La voiture électrique, écolo mais dans certaines conditions

Alors que les ventes de voitures électriques s’envolent, se pose la question de leur bilan écologique.
Dans certaines conditions ce bilan peut même être pire que celui des voitures thermiques.
Lausanne Cités fait le point des avantages comparés de l’une et de l’autre.

  • Faire l’acquisition d’une voiture électrique ne garantit pas l’absence d’impact sur l’environnement. 123RF

    Faire l’acquisition d’une voiture électrique ne garantit pas l’absence d’impact sur l’environnement. 123RF

«Mieux vaut installer sur sa voiture des panneaux solaires ou acheter de l’électricité renouvelable auprès de son distributeur d’électricité»

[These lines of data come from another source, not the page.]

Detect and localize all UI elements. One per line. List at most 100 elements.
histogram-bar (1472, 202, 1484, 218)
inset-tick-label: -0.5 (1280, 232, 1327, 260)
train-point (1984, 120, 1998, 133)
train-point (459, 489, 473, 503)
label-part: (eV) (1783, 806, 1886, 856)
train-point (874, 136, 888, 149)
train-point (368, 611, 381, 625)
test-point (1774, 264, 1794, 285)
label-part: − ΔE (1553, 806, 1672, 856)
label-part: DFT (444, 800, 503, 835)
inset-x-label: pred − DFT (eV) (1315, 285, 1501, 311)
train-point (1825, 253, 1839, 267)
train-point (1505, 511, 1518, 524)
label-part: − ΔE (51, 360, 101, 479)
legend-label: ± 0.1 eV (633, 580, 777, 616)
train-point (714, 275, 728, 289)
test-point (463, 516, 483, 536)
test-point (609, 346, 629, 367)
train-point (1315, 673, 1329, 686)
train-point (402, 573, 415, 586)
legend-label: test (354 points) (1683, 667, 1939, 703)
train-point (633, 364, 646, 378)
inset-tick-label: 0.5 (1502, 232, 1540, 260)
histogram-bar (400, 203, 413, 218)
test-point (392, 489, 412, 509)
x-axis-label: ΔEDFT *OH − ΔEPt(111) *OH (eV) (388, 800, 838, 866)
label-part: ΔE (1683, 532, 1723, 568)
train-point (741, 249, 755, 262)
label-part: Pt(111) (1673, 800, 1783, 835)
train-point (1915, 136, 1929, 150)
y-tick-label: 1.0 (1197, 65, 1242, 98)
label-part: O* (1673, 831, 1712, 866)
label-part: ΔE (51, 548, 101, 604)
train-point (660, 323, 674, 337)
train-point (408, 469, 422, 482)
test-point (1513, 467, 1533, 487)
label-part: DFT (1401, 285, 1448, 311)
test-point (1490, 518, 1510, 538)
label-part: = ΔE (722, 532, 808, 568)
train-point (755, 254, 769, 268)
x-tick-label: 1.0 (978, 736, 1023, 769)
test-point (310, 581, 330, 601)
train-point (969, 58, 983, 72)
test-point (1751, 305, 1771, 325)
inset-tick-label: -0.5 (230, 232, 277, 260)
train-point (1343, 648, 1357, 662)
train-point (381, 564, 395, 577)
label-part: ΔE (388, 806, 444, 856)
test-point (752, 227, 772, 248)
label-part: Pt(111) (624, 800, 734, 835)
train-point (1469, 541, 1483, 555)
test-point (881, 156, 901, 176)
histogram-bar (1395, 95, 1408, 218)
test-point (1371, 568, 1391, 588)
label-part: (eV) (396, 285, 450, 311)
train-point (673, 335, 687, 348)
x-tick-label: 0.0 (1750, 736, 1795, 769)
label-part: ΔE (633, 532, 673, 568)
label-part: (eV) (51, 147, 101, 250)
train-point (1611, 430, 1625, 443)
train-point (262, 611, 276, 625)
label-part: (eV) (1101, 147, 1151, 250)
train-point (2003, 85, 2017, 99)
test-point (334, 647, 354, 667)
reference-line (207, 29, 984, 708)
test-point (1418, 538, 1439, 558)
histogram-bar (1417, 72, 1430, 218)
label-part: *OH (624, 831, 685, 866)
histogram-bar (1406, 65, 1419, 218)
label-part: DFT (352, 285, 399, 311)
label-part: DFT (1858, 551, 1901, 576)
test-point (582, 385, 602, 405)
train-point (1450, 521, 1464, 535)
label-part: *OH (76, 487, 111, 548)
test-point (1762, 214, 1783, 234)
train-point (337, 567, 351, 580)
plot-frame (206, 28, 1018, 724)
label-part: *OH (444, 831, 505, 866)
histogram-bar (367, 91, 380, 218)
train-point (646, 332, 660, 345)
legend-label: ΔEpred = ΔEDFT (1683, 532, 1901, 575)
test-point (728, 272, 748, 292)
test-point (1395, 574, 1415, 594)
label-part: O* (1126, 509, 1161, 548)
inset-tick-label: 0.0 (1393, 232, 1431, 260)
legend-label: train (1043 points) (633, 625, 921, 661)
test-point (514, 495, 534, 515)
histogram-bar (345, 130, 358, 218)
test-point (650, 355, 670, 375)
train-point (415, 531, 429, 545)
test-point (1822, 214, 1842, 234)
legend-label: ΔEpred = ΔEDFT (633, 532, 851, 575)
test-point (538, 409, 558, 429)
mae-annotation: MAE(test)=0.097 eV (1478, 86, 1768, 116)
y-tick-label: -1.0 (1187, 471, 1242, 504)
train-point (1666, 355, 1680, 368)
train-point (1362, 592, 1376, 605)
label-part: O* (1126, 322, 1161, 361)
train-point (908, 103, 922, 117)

Denis Bochatay, Senior sustainability consultant chez Quantis

Ça y est! Vous venez de faire l’acquisition d’une magnifique et silencieuse voiture électrique, et vous avez désormais bonne conscience! Vous avez fait votre part pour léguer une planète - relativement - plus propre aux générations futures, et vous pouvez dormir sur vos deux oreilles.

Seulement voilà. Votre bonne conscience n’est peut-être que factice, et pour être électrique votre nouvelle acquisition n’en est pas pour autant forcément plus propre qu’une voiture thermique classique. Et depuis plusieurs mois, face à la montée en puissance de la voiture électrique, une bonne partie de l’industrie automobile classique remet en cause leur bilan écologique, pas si efficient que ça.

«Le monde est fou s’est ainsi insurgé Carlos Tavares, patron de PSA, deuxième constructeur automobile français, dans des propos rapportés sur le réseau social facebook. Le fait que les autorités nous ordonnent d’aller dans une direction technologique, celle du véhicule électrique, est un gros tournant. (Mais) je ne voudrais pas que dans 30 ans on découvre quelque chose qui n’est pas aussi beau que ça en a l’air».

Alors écolo ou pas la voiture électrique? Voici la réponse, en plusieurs points.

Production de la voiture

Les batteries de voitures électriques pèsent en moyenne 200 kg. A l’évidence, on émet donc plus de gaz à effet de serre pour produire une voiture électrique qu’une voiture classique. Ceci d’autant que la production de batteries implique l’extraction de minerais rares dans des pays où les conditions écologiques et sociales sont éminemment discutables.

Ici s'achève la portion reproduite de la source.